Resetting the Origin
You can reset the origin when you want the Data Collector to process all available data instead of processing data from the last-saved offset. Reset the origin when the pipeline is not running.
- Amazon S3
- Directory
- Elasticsearch
- File Tail
- Google Cloud Storage
- Hadoop FS Standalone
- HTTP Client
- JDBC Multitable Consumer
- JDBC Query Consumer
- Kinesis Consumer
- MapR DB JSON
- MapR FS Standalone
- MongoDB
- MongoDB Oplog
- MySQL Binary Log
- Salesforce
- SFTP/FTP Client
- SQL Server CDC Client
- SQL Server Change Tracking
- Teradata Consumer
- Windows Event Log
For these origins, when you stop the pipeline, the Data Collector notes where it stopped processing data. When you restart the pipeline, it continues from where it left off by default. When you want the Data Collector to process all available data instead of continuing from where it stopped, reset the origin. For unique details about resetting this origin, see Resetting the Origin.

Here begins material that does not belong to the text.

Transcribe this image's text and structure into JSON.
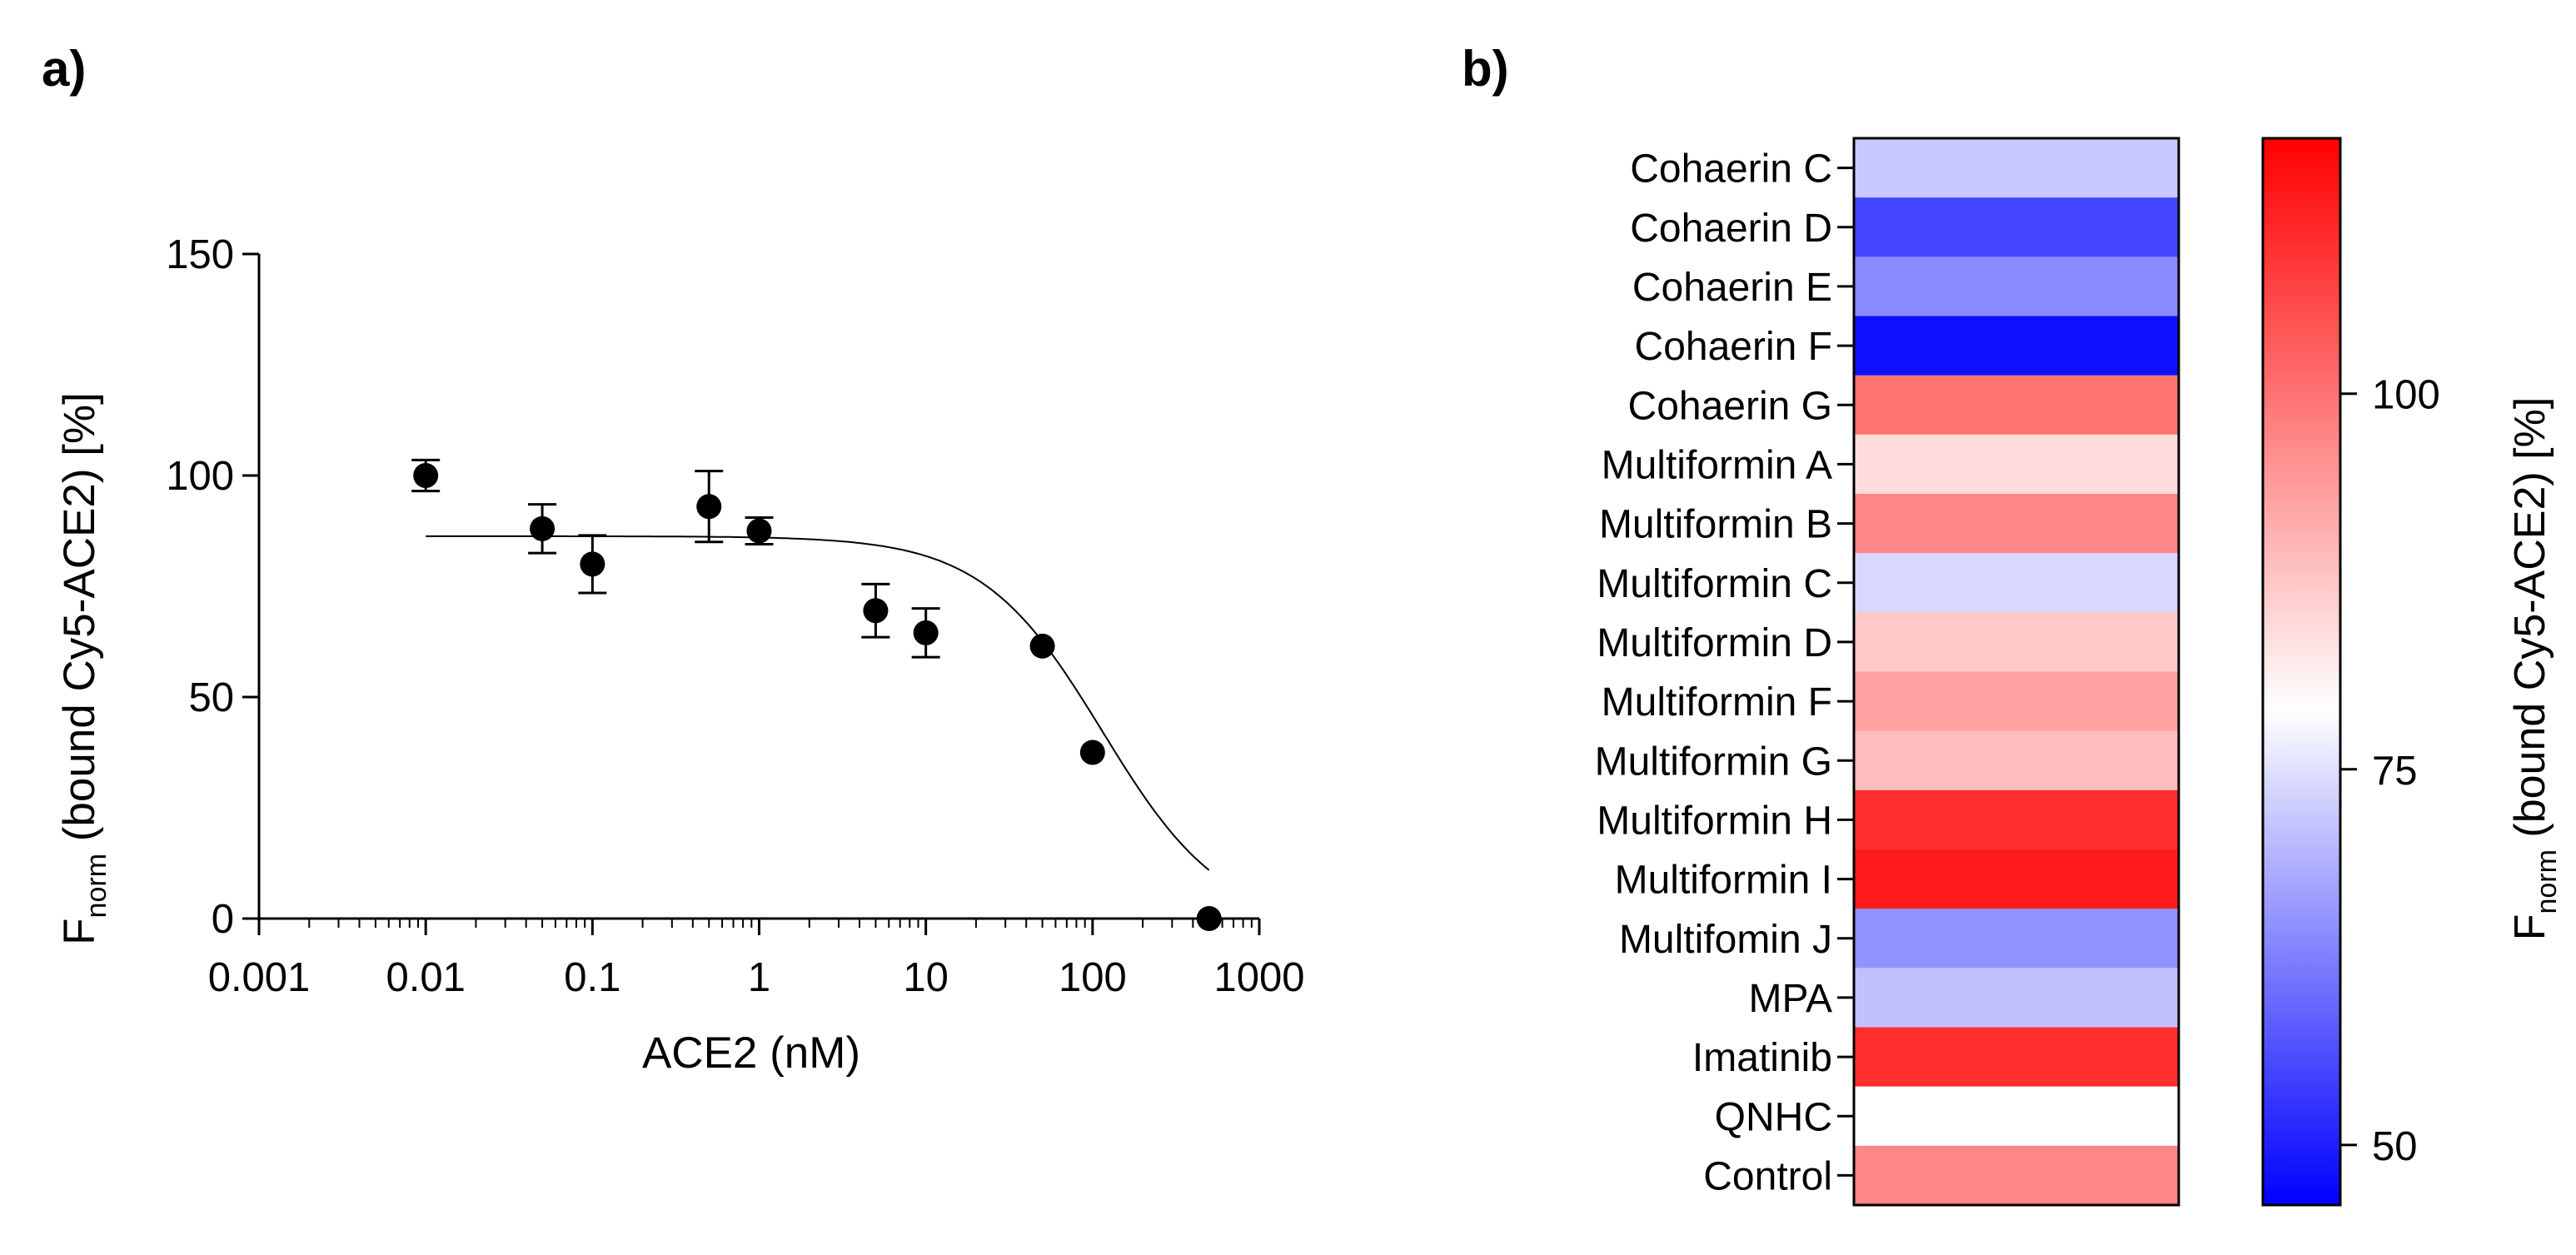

You can configure the Kafka and MapR Streams origins to process all available data by specifying an additional Kafka configuration property. For more information, see "Processing All Unread Data" in the stage documentation. You can reset the Azure IoT/Event Hub Consumer origin by deleting offset details in the Microsoft Azure portal. The remaining origin stages process transient data where resetting the origin has no effect.
You can reset the origin for multiple pipelines at the same time from the Home page. Or, you can reset the origin for a single pipeline from the pipeline canvas.
To reset the origin:
- Select multiple pipelines from the Home page, or view a single pipeline in the pipeline canvas.
- Click the More icon, and then click Reset Origin.
- In the Reset Origin Confirmation dialog box, click Yes to reset the origin.